Should he play loose, like it’s any other week?
Or circle it on the calendar, pour everything he has into those four rounds, and hope it works out?
McIlroy has settled on the latter – to treat the majors like the career-definers they are – and that mentality was crystallized following a recent visit to check on Tiger Woods after his serious car accident two months ago.
In his family room, Woods proudly displays his 15 major championship trophies.
“I said, ‘That’s really cool. Where are the others?’” McIlroy said. “He said, 'I don’t know.’
“I go, ‘What?’
“He said, ‘Yeah, my mom has some, and a few are in the office, and a few are wherever.’”
McIlroy left Woods’ house, still thinking about that answer. How the majors are front and center but a few of those hard-earned trophies, 82 in all, are just ... “wherever.”

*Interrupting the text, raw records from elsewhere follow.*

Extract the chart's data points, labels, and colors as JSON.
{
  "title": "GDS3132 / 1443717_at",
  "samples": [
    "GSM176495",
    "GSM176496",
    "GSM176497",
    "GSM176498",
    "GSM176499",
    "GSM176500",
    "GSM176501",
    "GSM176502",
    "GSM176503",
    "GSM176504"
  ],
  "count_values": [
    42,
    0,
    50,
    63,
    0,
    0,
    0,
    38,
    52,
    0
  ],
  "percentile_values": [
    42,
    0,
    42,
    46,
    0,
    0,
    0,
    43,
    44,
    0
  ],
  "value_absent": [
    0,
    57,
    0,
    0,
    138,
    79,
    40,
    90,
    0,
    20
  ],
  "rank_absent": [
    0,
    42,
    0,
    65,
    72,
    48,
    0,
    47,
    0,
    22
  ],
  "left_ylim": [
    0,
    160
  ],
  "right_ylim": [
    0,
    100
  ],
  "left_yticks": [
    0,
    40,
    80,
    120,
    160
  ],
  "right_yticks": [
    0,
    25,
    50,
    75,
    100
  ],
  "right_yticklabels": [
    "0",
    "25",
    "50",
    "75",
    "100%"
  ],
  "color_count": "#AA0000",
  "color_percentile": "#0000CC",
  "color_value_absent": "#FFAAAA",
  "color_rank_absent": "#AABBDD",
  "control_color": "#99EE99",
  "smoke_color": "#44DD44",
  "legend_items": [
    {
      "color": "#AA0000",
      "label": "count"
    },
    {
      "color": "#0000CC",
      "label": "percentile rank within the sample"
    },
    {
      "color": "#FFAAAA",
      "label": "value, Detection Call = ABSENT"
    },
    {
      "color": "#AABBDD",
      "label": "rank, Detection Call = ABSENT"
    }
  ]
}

“I was thinking: That’s all he cared about,” McIlroy said. “And so how easy that must have felt for him to win all the others. That was just always in my mind – how he talked about these are the four weeks that matter. So the weeks that” – he used air quotes here – “didn’t matter, he racked them up at a pretty fast clip.
“But I’m just thinking to myself how easy must that have felt for him if all he cared about were four weeks a year. The other stuff must have been like practice. That’s a really cool perspective to have, right?”